Makalah
(Disusun
untuk memenuhi Tugas Sejarah Asia Baru)
Oleh
Roifatul Mahromil Marhamah
NIM
110110301048
FAKULTAS SASTRA
ILMU SEJARAH
UNIVERSITAS JEMBER
2012
KATA PENGANTAR
Puji syukur penulis panjatkan dengan
kehadirat Allah SWT, yang atas rahmat-Nya lah penulis dapat menyelesaikan
penyusunan makalah yang berjudul “Kepercayaan Jepang pada masa Tokugawa“.
Dalam Penulisan
makalah ini penulis masih merasa banyak kekurangan baik pada teknis penulisan
maupun dari segi materi, mengingat akan kemampuan yang dimiliki penulis masih
sangatlah minim. Maka dari itu kritik dan saran dari semua pihak sangatlah
diharapkan oleh penulis demi kesempurnaan makalah ini.
Semoga makalah ini dapat bermanfaat bagi yang membutuhkan.

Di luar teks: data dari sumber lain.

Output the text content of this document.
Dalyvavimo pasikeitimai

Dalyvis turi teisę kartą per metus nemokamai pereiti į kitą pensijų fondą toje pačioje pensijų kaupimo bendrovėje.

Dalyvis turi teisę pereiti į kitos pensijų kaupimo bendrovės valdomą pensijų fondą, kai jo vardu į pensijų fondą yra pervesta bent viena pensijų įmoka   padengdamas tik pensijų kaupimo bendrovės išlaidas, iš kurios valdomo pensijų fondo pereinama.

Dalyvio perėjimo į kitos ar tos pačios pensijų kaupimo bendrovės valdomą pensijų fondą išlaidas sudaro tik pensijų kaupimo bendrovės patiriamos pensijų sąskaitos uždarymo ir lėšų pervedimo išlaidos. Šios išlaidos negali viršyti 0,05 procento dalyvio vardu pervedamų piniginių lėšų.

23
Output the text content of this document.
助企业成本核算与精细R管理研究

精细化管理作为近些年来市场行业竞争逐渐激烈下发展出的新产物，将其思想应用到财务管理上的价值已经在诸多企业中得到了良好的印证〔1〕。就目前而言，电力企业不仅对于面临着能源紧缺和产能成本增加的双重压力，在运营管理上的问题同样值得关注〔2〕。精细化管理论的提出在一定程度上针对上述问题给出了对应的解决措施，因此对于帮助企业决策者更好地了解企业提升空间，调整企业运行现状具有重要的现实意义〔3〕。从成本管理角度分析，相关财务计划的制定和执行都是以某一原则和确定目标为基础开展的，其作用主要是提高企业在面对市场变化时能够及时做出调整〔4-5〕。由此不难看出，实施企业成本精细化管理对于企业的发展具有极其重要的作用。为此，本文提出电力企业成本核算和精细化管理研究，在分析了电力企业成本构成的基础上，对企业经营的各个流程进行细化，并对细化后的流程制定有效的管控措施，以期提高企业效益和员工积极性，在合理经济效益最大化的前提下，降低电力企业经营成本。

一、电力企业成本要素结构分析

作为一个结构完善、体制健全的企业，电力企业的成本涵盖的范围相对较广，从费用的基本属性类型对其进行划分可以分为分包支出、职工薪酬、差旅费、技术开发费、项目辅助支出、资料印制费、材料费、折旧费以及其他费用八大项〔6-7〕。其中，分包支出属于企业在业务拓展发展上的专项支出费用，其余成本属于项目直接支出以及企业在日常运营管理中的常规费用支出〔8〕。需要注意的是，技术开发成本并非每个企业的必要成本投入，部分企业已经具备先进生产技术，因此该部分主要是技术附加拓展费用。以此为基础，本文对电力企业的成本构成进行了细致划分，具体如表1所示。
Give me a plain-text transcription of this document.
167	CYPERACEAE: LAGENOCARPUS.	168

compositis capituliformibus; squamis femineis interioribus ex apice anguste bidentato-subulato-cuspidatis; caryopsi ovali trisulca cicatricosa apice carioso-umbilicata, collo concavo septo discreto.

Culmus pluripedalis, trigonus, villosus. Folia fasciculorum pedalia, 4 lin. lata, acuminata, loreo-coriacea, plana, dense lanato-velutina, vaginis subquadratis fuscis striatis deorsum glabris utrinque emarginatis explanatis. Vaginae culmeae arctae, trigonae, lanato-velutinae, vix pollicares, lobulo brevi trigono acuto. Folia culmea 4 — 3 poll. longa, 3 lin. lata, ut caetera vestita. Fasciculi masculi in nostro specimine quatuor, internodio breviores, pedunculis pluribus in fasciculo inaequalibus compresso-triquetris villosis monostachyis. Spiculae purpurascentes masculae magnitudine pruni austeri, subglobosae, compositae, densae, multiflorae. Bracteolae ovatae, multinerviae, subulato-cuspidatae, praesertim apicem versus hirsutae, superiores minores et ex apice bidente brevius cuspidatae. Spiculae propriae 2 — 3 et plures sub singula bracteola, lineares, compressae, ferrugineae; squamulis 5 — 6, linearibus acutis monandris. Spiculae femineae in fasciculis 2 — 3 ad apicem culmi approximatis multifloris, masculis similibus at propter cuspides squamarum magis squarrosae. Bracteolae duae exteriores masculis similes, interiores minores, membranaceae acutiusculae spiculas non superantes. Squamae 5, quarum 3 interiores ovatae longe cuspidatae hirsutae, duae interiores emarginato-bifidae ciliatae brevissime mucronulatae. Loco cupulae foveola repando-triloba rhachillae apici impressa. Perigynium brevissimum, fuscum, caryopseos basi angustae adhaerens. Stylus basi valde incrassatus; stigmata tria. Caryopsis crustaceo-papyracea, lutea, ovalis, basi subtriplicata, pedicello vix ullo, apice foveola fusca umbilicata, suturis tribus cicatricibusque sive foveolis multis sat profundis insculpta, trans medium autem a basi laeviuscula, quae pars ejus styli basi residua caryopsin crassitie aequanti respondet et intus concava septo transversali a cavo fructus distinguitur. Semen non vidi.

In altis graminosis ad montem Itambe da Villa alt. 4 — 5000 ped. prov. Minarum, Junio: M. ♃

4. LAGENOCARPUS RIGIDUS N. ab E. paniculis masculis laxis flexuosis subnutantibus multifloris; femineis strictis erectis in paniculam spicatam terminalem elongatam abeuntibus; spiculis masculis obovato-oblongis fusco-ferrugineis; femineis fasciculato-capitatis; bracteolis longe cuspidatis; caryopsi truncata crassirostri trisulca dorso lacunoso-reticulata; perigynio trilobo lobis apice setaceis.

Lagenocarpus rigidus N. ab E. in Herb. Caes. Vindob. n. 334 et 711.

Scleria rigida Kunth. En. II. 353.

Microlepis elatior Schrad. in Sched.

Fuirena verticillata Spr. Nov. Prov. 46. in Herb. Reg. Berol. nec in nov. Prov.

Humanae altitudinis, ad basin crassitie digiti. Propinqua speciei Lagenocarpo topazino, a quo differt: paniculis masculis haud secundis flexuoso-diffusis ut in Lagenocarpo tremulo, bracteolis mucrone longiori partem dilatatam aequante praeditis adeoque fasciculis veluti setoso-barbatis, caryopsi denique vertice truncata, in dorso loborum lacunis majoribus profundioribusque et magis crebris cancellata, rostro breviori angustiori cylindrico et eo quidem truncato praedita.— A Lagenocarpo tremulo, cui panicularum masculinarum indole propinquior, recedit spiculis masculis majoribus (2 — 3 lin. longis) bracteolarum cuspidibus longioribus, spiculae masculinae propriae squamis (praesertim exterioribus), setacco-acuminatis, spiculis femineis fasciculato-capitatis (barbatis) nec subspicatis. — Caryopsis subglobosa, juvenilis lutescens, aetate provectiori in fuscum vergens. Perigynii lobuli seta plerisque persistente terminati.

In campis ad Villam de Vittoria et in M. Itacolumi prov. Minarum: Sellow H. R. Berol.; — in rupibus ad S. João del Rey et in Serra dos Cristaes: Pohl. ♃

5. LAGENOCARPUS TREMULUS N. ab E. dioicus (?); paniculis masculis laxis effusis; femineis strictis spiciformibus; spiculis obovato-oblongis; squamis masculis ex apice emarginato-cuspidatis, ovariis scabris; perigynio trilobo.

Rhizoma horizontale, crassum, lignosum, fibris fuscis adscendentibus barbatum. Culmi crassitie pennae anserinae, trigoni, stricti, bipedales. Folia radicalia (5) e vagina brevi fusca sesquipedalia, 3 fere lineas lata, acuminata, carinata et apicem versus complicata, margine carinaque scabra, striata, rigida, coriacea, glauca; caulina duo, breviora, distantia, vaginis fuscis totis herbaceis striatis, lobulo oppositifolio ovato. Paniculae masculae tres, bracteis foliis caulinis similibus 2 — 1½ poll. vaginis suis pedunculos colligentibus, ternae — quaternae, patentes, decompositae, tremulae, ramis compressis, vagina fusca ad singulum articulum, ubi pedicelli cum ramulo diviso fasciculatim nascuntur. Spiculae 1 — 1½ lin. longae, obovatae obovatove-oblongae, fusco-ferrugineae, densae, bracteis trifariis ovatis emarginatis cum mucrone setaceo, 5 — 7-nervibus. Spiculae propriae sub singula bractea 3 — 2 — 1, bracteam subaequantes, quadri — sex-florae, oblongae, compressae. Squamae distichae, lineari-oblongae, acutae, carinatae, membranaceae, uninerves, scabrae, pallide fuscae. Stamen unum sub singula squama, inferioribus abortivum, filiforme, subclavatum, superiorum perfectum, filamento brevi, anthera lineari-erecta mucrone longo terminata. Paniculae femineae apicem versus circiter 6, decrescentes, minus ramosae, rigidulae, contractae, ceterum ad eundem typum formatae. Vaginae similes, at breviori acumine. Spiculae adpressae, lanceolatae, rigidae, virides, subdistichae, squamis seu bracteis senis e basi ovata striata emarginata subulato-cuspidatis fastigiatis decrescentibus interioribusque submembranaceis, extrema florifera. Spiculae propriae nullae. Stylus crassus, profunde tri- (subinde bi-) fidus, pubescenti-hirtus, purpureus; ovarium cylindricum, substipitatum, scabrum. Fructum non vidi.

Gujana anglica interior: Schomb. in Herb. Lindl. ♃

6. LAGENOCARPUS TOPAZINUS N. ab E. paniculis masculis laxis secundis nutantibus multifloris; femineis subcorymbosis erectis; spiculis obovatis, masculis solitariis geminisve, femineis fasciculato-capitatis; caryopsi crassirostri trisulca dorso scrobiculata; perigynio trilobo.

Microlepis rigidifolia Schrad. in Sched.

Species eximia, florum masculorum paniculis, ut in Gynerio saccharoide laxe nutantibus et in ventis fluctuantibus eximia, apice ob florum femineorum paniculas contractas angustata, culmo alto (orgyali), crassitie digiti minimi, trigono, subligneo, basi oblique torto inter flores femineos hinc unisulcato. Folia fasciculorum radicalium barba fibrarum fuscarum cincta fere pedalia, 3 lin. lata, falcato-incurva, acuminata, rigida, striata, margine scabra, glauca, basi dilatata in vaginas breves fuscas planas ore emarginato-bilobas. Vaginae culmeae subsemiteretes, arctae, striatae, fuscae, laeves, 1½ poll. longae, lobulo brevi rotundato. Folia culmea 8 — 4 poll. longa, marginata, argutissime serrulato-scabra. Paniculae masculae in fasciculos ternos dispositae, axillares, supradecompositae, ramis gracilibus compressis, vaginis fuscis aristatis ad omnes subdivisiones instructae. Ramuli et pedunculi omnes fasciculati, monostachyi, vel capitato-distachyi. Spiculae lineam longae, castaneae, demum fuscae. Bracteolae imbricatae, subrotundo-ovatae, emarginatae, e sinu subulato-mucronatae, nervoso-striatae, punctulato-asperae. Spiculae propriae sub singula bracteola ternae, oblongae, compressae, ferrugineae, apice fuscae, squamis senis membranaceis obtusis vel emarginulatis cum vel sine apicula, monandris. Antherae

dan tidak pula lupa mengucapkan terimakasih yang sebesar besarnya.
8 Januari 2013
BAB 1
PENDAHULUAN
1.1 Latar Belakang Masalah
Dewasa ini kita sering melihat bahkan menggunakan barang-barang elektronik dari yang kecil
ataupun yang besar, dari yang murah sampai yang mahal dengan merek-merek yang tidak asing lagi
bagi kita seperti Sony, Toyota, Fuji, Suzuki, dll. Barang-barang dengan merek tersebut sudah biasa
menghiasi rumah kita mulai dari dapur, kamar mandi, ruang tamu, bahkan kamar tidur.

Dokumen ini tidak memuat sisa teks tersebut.